Underpinning the new Malibu is an evolved version of GM’s long-running Epsilon architecture, which is found under the Buick Regal, Opel Insignia, and Saab 9-3. The update brings a stiffer body structure, better suspension systems, and more-inviting interior dimensions. While overall length is down half an inch and the wheelbase has been trimmed by 4.5, a 2.7-inch gain in overall width plus 2.5-inch (front) and 2.0-inch (rear) wider track dimensions bring worthwhile gains in hip and shoulder room. The net result is 2.3 additional cubic feet of passenger space, moving Malibu from the bottom to the middle of the mid-size segment. (Passenger volume rises from 97.7 to 100.0 cubic feet, while trunk room rises from 15.1 to 16.3 cubic feet; compared to a maximum of 106.0 cubic feet for passengers and 14.7 cubic feet for cargo in the Accord.) To minimize the inevitable weight gain associated with a wider, better-equipped Malibu, GM engineers specified high-strength or ultra-high-strength steel for two-thirds of the unibody.
A rubber-isolated front cradle supports the powertrain, electrically assisted rack-and-pinion steering, and the lower portion of the strut-type front suspension. In back is a multilink suspension. Vented front and solid rear disc brakes are standard.

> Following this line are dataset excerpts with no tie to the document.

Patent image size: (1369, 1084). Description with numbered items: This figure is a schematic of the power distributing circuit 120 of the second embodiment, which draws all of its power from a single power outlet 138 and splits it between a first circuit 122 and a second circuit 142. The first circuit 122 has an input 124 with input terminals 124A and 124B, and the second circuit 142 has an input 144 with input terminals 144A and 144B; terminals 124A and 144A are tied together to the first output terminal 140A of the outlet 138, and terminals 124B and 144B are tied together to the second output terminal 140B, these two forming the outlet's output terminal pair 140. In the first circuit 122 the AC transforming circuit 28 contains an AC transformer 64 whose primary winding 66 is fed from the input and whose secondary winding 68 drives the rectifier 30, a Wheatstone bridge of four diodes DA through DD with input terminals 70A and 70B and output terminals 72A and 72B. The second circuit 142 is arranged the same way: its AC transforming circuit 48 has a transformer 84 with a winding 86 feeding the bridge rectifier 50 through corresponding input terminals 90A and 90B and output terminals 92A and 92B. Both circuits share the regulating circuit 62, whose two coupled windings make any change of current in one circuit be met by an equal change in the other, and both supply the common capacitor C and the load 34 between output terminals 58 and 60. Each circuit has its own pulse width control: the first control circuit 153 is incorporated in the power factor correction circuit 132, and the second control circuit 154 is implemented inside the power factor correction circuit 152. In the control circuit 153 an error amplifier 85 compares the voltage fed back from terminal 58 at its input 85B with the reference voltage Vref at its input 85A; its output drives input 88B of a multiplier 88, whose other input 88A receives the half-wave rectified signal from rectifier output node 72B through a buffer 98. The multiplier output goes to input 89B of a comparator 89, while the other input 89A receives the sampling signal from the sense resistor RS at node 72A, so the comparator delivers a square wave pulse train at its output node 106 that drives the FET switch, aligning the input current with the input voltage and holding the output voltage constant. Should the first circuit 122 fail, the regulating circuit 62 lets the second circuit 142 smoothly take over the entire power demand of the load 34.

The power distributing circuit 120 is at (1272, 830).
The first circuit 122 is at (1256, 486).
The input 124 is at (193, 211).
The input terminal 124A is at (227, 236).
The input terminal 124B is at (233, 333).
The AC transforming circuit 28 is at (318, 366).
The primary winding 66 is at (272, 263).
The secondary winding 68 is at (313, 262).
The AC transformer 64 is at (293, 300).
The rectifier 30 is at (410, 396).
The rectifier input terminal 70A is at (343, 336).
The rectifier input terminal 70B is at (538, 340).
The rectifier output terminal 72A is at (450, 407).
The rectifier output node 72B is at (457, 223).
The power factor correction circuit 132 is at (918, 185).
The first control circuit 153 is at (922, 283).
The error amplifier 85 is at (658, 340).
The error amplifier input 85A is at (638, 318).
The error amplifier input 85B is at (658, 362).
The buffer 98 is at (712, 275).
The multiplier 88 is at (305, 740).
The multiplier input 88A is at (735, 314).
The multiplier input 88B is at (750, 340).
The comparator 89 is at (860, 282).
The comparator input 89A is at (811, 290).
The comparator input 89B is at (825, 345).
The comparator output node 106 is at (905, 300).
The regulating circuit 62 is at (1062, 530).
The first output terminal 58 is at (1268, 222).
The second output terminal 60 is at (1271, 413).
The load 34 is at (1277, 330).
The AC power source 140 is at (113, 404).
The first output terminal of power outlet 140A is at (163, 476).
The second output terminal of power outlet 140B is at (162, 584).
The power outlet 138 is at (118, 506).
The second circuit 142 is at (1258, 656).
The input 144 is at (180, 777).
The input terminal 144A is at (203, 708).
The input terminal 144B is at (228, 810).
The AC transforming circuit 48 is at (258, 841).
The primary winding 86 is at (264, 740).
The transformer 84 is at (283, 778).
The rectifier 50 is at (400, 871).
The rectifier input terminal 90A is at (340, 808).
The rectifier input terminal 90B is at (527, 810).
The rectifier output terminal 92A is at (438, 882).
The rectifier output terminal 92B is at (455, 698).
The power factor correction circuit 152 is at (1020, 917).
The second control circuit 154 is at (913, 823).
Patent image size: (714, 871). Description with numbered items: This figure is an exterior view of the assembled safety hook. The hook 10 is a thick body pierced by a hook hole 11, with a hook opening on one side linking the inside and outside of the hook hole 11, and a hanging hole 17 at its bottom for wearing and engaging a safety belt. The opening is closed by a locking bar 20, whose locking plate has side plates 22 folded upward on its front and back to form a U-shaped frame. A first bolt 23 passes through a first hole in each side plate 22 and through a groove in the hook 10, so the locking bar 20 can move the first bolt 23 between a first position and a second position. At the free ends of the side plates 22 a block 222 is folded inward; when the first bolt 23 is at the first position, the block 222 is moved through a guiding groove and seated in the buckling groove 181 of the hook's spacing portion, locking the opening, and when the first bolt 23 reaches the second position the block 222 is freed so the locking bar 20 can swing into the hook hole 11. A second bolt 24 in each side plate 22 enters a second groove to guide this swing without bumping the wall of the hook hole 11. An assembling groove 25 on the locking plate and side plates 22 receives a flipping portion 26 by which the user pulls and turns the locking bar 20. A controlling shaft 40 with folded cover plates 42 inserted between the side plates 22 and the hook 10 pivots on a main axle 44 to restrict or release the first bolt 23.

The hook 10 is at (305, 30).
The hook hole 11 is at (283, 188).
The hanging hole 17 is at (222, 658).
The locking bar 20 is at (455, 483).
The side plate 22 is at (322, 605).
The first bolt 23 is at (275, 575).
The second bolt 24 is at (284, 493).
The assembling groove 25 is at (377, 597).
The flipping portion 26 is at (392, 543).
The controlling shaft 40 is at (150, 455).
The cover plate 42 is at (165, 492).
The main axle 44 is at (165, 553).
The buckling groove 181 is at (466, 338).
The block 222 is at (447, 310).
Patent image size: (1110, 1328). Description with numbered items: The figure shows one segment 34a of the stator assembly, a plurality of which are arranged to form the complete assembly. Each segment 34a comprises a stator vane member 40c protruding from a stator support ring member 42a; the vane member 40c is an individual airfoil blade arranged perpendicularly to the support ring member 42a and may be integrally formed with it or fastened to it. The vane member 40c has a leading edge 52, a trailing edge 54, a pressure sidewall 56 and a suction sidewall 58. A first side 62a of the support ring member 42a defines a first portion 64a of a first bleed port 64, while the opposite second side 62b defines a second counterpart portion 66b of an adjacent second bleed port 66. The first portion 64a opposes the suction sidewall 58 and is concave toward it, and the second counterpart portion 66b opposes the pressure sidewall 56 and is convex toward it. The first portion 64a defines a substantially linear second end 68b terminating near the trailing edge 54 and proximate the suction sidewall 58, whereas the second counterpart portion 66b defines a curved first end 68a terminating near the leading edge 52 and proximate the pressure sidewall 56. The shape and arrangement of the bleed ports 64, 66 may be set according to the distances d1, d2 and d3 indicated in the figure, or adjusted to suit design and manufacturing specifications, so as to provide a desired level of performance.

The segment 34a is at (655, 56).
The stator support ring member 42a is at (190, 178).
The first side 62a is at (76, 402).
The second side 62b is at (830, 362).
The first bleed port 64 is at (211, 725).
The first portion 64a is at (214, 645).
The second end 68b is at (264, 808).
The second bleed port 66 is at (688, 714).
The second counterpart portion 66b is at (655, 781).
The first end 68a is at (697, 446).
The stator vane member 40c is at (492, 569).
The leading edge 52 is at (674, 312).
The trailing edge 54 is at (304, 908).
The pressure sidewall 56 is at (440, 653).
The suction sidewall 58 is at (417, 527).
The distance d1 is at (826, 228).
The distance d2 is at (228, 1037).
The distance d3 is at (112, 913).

The state of powertrain affairs is best described as give and take. Anticipating intense interest in maximum gas mileage, Chevy will offer no V-6. There is an all-new, dual-overhead-cam 2.5-liter Ecotec four-cylinder boasting aluminum-block-and-head construction, direct fuel injection, balance shafts, and variable intake- and exhaust-valve timing. While calibrations aren’t final, Malibu chief engineer Mark Moussa says to expect about 190 hp, 180 lb-ft of torque, sub-eight-second 0-to-60-mph acceleration, and an EPA highway mileage rating comfortably over 30 mpg. He also revealed that space has been saved for hybrid equipment—the eAssist system would be an easy drop-in—and that at least one other four-cylinder engine is coming. Our guess is that the Malibu’s upgrade engine will be the Buick Regal’s turbocharged 2.0-liter Ecotec, which produces 220 hp. A six-speed automatic transaxle with engineering changes aimed at quicker shifts, improved efficiency, and superior smoothness is standard.
The new Malibu’s evolutionary exterior is conservatively elegant. A more prominent grille, a subtly creased hood, and the decklid’s neatly integrated spoiler are the main visual attractions. Projector headlights and Camaro-like dual-element LED taillights merge the Malibu into the fashion mainstream. Extensive wind-tunnel work has yielded a drag coefficient near the Volt’s 0.28 figure, according to Chevrolet. Various five-spoke wheels ranging from 17 to 19 inches in diameter will be offered.